One big problem with voluntourism is posting pictures on social media of people from other cultures which further marginalizes groups as if they are completely different,

 

Meyer said it’s completely wrong for volunteers going abroad to do so just to take photos of strangers from other cultures and post them online.

 

“Why would someone in another country like that? It’s rude, it’s inconsiderate and it’s just not acceptable,” Meyer said. “It goes back to the fact of ‘Why are you there?’ ”

• • •

Dabelko said it is common for students to “plop” into volunteer trips, but they should take time to research the company, culture and work they will do before picking a program.

 

Students should also look at their skill sets before picking a volunteer trip and research whether or not the organization will help them learn the skills they will need on the trip, such as using power tools or writing lesson plans.

 

“You have to be ready for being out there,” Dabelko said. “But I don’t think you should hold back if you’ve done your research and found a good place to go.”

 

Volunteering abroad often requires both physical and social skills that are unfamiliar to students who have never been outside the U.S. Despite that, many organizations, such as GIVE or OU’s study abroad program, do not require cultural competency courses or physical training before going abroad.

 

GIVE does do on-site training for volunteers lead by guides and WILD, Wilderness International Leadership Development, certified volunteers.

 

There is a one-credit class called “Cross-Cultural Preparation for Study Abroad” students can take to learn about other cultures but it is not required for any abroad programs.

 

For the OU Global Health Initiative, there are some elements of training before and on site depending on the trip.
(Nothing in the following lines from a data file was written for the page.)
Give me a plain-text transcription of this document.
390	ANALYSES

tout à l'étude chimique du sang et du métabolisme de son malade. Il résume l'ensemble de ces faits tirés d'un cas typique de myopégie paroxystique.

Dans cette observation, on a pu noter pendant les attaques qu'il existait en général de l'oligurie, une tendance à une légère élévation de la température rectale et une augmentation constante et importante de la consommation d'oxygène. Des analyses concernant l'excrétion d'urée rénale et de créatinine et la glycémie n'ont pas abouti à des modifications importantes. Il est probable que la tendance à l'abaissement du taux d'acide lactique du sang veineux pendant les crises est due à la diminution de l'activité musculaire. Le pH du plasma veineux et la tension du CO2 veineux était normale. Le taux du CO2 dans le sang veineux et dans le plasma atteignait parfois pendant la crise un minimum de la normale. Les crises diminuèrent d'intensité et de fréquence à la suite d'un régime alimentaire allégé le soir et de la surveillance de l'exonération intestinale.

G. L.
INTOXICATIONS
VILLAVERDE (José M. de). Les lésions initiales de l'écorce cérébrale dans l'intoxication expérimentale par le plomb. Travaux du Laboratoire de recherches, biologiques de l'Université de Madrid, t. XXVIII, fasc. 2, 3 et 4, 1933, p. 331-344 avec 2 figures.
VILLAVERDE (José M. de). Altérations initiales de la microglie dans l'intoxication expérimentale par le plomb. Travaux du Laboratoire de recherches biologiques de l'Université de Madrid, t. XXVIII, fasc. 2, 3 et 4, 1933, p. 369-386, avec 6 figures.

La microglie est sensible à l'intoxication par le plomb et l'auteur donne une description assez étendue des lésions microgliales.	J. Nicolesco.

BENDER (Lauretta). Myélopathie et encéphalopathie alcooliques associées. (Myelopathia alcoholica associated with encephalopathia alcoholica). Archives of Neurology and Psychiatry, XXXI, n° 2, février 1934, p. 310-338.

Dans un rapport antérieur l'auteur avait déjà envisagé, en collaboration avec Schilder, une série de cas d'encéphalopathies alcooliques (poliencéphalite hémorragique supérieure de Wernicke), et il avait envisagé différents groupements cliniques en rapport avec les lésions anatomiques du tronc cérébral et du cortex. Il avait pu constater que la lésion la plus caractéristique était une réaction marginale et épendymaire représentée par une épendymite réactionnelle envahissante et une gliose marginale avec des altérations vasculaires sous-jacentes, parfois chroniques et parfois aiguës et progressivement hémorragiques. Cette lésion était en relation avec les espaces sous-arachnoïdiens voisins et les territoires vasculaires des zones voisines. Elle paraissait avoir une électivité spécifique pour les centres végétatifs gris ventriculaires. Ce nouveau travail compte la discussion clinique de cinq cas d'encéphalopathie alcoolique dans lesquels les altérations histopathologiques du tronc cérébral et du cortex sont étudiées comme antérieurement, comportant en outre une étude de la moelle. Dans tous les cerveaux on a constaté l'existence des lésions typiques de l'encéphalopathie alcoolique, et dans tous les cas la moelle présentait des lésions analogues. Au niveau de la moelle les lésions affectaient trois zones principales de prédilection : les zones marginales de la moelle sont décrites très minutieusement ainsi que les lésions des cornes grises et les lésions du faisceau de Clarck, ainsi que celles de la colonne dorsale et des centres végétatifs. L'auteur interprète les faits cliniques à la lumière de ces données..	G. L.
Also, some take specifically medical students and faculty to work and train locals. It might be a red flag if volunteer organizations allow volunteers to provide people or animals with medical care without any prior training.

 

Gillian Ice, director of Global Health Initiative and a professor in social medicine, said it’s important to recognize the short-term help they are able to provide. Also, when volunteering, people should recognize they are doing good, but sometimes are taxing the resources of the town being visited.

 

“We try to work with partners that are on the ground so they have a continuous presence and we might be doing something to help build their capacity,” Ice said.

 

Despite negative aspects with organizations that might not have good intentions, Dabelko still encourages everyone to go abroad at one point in time. It helps students to think of themselves as global citizens who are representing American culture.

 

“We’re sort of operating in a time with a lot of xenophobia, nationalism, populism and a bit of fear from the other,” Dabelko said. “Students studying abroad, they are kind of our cultural ambassadors. Not only are they learning about the culture that they’re entering into, but they’re also representing us.”